Am zweiten Tag in Madrid standen im Thyssen-Bornemisza ebenfalls Gemälde der Renaissance im Mittelpunkt einer sehr sachkundigen Führung. Besprochen wurden u. a. Fragmente einer „Kreuzigung“ von Baegert, „La Bella“ von Palma il Vecchio, „Frau im roten  Rock“ von Altdorfer und „Die heilige Katharina mit dem Rad“ von Caravaggio.

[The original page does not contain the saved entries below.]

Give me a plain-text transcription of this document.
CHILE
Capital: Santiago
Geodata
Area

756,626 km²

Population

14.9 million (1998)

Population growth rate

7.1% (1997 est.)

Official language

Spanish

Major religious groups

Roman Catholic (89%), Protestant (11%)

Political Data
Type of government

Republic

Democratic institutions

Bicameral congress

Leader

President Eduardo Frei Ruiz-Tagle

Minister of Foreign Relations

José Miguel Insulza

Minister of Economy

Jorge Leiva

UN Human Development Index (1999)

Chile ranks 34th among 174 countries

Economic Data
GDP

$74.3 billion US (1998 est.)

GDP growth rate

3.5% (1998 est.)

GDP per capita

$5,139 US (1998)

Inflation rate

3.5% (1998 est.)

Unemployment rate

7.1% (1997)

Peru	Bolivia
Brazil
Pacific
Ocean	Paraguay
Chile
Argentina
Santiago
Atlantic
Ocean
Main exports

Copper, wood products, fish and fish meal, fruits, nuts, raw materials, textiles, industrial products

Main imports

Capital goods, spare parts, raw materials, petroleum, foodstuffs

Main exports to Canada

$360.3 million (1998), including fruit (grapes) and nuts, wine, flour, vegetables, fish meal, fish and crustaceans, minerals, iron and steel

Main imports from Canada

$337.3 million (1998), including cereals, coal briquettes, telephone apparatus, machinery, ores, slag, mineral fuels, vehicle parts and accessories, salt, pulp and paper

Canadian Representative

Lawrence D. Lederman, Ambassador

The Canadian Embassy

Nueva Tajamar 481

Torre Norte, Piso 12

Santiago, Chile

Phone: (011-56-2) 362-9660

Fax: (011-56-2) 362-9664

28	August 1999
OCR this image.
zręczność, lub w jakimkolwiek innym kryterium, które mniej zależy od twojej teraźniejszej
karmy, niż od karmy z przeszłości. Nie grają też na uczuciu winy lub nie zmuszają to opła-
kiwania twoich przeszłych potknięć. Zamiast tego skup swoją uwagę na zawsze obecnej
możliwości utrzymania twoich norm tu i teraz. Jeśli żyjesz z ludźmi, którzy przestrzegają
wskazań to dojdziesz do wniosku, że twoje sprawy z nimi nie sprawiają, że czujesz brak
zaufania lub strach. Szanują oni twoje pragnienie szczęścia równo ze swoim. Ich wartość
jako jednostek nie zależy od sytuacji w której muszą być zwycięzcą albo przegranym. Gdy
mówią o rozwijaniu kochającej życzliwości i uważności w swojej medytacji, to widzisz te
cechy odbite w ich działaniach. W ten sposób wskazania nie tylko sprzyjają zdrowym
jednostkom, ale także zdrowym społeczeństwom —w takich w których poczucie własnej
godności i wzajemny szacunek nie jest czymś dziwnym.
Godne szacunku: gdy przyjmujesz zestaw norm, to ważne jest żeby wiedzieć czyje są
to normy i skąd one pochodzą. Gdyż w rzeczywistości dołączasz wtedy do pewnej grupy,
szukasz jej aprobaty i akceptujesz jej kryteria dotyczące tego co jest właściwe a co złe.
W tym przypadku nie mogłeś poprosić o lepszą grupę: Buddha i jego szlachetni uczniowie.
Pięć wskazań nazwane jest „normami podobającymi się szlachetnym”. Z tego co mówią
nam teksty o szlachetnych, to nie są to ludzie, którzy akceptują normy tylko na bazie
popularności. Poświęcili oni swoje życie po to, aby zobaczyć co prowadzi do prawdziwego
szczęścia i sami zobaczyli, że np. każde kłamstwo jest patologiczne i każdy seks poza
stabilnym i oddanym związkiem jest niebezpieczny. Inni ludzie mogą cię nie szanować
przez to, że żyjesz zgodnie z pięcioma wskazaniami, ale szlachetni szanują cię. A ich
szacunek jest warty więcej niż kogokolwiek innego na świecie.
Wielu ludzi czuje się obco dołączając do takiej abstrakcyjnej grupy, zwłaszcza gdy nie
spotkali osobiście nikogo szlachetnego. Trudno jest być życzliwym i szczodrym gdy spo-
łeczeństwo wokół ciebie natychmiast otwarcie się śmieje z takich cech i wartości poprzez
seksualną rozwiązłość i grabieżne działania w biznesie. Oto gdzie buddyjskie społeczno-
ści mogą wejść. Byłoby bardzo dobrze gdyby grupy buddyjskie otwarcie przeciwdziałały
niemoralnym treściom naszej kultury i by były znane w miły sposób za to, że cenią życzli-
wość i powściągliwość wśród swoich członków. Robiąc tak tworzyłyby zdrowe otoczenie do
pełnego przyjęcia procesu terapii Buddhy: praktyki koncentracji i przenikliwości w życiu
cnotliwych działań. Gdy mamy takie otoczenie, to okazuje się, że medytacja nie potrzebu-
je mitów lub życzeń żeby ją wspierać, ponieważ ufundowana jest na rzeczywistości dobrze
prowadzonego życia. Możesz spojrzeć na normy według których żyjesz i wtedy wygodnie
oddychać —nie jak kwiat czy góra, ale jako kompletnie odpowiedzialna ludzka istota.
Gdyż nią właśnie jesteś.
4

Da in der Zeit unseres Madrid-Besuchs in einer Sonderausstellung im Thyssen-Bornemisza Werke von Balthus gezeigt wurden, einem Maler mit deutsch-polnischen Wurzeln, der aber in Deutschland noch weitgehend unbekannt und in keinem deutschen Museum mit einem Bild vertreten ist, haben wir die Gelegenheit genutzt und die Retrospektive in die Führung einbezogen. Balthus (geb. 1908 in Paris und gestorben 2001 in der Schweiz) malte Landschaften und Porträts, Katzen und sehr junge Mädchen. Er liebte Katzen seit seiner Jugend, hat sie immer wieder gemalt und in Gemälde eingefügt (oder auch wieder getilgt) und bezeichnete sich in einem Selbstporträt aus dem Jahr 1935 als König der Katzen. In jenen Jahren hatte er in Paris seine ersten Erfolge, erwarb sich einen Ruf als Porträtmaler (Picasso kaufte eines seiner Porträts) und liebte es, Anspielungen auf alte Meister mit Provokationen zu vermischen. Breton versuchte, ihn für den Surrealismus zu gewinnen, aber Balthus hielt sich fern, er wollte sich in keine Schublade stecken lassen.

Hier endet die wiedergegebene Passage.